I was wondering if it would be possible to get some advice?
My brother and I have recently noticed that our Mum (who is 56) has started to drink and is attempting to hide the fact she is drinking.
My brother and I are both in our thirties and have left home. Our Mum and Dad live not far away and don't struggle financially. Mum has a part-time job but this is done more out of interest than a need to contribute financially.
One or two things have happened recently that may have contributed to her drinking. She has recently stopped talking to her brother after a property inheritence issue turned nasty. She has also had a few medical issues, such as a stiff neck and problems with her hearing.
Our Dad knows that she has had drinking issues before but neither myself or my brother have spoken to him about this latest bout.
I have noticed signs that she is drinking - such as making us all cups of tea but her drink doesn't appear hot and she shields the mug. My brother visits our parents more often as he is currently living alone and pops round for evening meals.
He has noticed that she appears drunk and is apparently drinking from a still water bottle. He has spotted a vodka bottle in the kitchen. She becomes very animated at times, asking him lots of questions and becomes quite argumentative when he doesn't agree with her.

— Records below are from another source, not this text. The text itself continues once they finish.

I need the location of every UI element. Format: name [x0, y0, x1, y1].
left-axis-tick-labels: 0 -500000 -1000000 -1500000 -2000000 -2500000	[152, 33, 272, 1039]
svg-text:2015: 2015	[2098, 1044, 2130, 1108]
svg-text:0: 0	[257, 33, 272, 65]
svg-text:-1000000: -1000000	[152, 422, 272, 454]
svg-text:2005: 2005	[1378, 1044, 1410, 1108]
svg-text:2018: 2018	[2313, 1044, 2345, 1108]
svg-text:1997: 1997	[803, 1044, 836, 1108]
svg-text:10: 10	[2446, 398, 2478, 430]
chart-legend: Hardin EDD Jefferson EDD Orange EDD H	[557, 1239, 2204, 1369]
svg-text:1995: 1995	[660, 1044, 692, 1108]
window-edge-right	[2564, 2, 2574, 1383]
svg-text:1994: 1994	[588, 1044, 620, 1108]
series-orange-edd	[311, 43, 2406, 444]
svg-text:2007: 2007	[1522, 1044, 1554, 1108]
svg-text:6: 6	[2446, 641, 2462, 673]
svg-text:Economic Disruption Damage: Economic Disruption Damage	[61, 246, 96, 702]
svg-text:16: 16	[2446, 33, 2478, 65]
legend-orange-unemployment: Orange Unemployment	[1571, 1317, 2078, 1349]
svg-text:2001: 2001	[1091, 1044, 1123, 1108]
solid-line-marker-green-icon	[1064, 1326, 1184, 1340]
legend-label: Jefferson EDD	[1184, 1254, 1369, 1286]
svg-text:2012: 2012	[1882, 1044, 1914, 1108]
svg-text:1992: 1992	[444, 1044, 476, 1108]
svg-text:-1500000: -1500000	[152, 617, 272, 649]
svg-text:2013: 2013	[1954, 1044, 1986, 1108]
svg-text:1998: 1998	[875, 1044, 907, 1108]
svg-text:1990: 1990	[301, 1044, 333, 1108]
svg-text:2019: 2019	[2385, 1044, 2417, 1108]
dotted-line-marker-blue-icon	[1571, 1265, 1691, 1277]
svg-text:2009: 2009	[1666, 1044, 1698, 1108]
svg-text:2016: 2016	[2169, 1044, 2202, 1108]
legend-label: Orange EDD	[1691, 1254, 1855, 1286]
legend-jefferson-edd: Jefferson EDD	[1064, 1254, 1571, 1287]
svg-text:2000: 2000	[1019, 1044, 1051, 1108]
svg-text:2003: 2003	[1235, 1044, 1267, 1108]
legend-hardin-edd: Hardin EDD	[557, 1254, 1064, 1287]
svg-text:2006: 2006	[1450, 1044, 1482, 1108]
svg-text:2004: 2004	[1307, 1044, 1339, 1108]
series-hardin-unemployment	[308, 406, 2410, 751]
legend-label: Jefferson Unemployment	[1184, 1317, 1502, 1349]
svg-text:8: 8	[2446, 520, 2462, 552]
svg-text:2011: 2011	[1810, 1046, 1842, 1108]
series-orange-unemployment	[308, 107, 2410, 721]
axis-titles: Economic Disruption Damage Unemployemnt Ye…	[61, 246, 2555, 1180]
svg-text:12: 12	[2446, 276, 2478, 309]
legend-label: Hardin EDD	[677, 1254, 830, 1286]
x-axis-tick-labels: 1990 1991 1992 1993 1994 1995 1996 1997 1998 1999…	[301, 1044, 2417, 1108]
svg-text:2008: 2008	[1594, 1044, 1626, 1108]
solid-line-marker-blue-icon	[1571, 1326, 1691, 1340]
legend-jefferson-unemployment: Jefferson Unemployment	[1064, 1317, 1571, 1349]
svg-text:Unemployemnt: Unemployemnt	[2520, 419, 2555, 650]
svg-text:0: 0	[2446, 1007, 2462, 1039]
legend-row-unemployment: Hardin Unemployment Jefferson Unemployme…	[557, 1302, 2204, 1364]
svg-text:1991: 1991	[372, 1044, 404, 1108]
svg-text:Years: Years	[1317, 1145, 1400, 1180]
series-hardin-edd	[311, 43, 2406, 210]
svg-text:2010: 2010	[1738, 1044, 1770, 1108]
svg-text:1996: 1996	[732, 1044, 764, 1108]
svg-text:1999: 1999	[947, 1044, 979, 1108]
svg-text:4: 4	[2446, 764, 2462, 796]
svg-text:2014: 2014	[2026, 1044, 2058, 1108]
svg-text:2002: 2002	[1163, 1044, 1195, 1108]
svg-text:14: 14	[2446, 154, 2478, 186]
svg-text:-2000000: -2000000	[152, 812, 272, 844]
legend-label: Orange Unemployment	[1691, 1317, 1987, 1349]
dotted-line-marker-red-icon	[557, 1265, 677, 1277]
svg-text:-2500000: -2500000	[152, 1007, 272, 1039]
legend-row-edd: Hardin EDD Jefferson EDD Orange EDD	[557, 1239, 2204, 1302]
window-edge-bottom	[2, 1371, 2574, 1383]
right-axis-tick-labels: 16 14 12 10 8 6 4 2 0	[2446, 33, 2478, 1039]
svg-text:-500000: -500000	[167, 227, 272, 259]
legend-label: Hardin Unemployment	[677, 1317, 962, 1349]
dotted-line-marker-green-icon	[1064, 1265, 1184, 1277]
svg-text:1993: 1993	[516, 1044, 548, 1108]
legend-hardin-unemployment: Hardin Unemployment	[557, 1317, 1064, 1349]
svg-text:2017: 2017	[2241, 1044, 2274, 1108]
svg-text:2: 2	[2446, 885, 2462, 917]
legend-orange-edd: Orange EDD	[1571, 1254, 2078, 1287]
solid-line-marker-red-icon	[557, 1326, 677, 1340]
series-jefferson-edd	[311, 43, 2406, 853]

We have a dilemma. We don't want to confont her directly about the issue but feel that our father should know that we are aware of the problem and would like to help.
My brother thinks that our mother feels lonely and isolated, but I disagree.
I'm trying not to be too judgemental but she has a circle of friends, money that they could spend on holidays or days out etc.
She also has so many opportunities to get involved with my family and her two grandchildren but doesn't, saying that she prefers to be asked. More often than not, when we do ask, she makes an excuse not to get involved.
Our parents have recently moved to a new house that has been renovated and needs some finishing touches - decoration furnishing etc. Mum seems completely disinterested in contrbuting to this and it seems like my Dad is the only person with an interest in it.
So it's hard to understand why she feels the need to drink. To be honest, if she had a few glasses of wine in the evening, openly, we wouldn't be too concerned as we know she likes to have wine to unwind.
The secrecy is worrying us.
Any advice or help would be gratefully received.